With architecture firm, Gelman renovations move forward

University officials selected an architecture firm last week to solidify designs for the three-year renovation of the entrance floor of Gelman Library.
 
After sending out a request for proposals last fall to several firms, GW chose Cox Graae + Spack Architects because of the firm’s “experience with similar projects, experience in this building and the competitiveness of their proposal,” University spokeswoman Michelle Sherrard said.
 
Sherrard declined to specify the number of firms GW considered. Sherrard declined to say the cost of hiring the firm.
 
The University first considered Cox Graae + Spack in May to develop a design for the entrance floor.
 
The finalized plan has Gelman’s main entrance moving to Kogan Plaza to create a more open atmosphere and the second floor will become the entrance floor.

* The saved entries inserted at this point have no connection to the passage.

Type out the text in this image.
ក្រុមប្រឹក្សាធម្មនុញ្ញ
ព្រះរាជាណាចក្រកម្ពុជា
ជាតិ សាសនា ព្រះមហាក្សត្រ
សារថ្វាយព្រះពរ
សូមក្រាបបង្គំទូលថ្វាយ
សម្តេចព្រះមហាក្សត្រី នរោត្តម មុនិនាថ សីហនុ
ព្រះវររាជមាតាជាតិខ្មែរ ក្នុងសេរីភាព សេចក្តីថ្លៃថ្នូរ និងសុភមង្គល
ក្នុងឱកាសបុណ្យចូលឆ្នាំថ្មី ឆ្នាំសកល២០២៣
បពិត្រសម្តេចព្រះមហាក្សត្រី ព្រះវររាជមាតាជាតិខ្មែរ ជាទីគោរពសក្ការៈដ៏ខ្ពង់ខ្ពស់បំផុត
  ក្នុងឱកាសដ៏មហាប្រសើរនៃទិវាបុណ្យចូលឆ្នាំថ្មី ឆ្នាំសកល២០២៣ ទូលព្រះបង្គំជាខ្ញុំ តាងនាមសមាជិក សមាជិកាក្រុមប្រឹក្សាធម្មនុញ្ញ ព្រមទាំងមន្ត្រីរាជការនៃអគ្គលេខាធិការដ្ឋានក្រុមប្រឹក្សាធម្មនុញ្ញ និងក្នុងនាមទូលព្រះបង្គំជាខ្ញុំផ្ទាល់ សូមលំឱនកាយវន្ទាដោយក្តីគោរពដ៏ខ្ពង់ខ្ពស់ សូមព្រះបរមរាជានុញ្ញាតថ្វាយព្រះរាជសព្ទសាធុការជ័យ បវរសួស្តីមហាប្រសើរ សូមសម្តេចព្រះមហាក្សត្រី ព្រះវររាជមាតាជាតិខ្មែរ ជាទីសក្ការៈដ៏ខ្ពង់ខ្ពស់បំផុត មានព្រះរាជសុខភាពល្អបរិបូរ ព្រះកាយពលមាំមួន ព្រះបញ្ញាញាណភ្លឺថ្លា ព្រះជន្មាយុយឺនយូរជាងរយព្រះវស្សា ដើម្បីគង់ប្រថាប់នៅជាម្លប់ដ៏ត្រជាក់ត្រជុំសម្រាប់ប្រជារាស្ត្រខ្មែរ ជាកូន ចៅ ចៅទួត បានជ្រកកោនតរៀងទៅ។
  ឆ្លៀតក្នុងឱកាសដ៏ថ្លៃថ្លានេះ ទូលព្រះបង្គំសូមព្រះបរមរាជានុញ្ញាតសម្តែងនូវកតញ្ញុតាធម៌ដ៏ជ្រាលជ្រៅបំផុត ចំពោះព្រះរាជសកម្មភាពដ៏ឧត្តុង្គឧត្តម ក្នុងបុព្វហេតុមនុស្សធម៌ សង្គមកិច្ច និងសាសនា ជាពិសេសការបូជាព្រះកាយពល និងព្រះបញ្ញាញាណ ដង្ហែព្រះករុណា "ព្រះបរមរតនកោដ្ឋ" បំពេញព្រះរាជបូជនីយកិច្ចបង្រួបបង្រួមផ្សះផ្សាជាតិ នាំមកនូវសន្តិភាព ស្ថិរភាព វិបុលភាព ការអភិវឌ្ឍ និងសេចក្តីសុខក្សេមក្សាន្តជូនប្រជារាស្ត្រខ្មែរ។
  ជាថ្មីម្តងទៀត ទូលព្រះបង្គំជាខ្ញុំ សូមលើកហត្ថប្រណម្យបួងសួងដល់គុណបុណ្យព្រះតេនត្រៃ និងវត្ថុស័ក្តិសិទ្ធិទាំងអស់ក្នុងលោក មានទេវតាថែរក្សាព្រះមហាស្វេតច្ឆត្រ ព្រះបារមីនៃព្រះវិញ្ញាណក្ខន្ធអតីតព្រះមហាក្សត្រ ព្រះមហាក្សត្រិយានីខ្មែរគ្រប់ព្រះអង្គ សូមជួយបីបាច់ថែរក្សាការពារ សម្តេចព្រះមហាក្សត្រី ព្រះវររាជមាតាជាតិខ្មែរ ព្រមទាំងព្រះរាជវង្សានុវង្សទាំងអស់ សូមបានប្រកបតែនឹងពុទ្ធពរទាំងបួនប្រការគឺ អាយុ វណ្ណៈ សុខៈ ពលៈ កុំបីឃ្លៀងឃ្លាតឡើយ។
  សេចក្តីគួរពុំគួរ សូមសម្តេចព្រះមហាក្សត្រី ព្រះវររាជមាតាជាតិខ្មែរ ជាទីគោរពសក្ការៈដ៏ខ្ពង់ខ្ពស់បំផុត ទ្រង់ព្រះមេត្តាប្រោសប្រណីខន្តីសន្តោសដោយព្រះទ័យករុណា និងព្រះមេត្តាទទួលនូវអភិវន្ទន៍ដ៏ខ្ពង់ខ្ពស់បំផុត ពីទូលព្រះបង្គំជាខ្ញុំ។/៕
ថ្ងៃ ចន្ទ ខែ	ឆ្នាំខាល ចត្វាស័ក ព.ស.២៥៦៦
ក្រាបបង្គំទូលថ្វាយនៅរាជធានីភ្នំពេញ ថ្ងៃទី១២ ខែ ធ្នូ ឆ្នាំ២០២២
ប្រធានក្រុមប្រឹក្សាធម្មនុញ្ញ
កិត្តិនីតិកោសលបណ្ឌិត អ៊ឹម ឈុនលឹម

The plan also features laptop bars and more study space, which will include workstations and several multi-purpose rooms.
 
Cafe G, the library’s indoor student lounge, will also grow to accommodate vending machines – a project the Student Association senate lobbied for last semester.
 
The process of redesigning space on the first two floors of the aging structure began last summer and will continue through next spring. Construction is slated to begin this summer, rolling out in several phases with estimated completion in 2014.
 
The $16-million budget approved by the Board of Trustees last May is still the best cost estimate for the renovation project, Sherrard said, and also covers the plans for the new entrance.
 
The firm helped upgrade the GW Law School and its library in 2002.
 
Provost Steven Lerman said Gelman Library has been a top priority since he joined the University two years ago.
 
“I wasn’t hearing from students or from faculty that we need a vast improvement in the collection,” Lerman said in an interview in late November. “I was hearing the students say ‘We need better study space’ and they’re right. Gelman’s jammed, particularly around finals time.”
 
After holding several campus-wide forums over the last year to gather input on the project, the architect and project team plan to conduct additional outreach to groups like the Gelman Library Student Advisory Board to ensure that students, faculty and staff remain invested in the end goal.
 
Gelman’s student liaison Aria Varasteh said he has regularly reported to the architects and other planners for the Gelman renovation based on input from student groups.
 
“Whether [students] have concerns about the new workstations due to utility or appearance, I, the Gelman Library staff and the architects will take their opinions into account when rearranging the floor plan and modifying other aspects of the project,” Varasteh, a senior, said. “We truly do want the student voice to be heard the loudest.”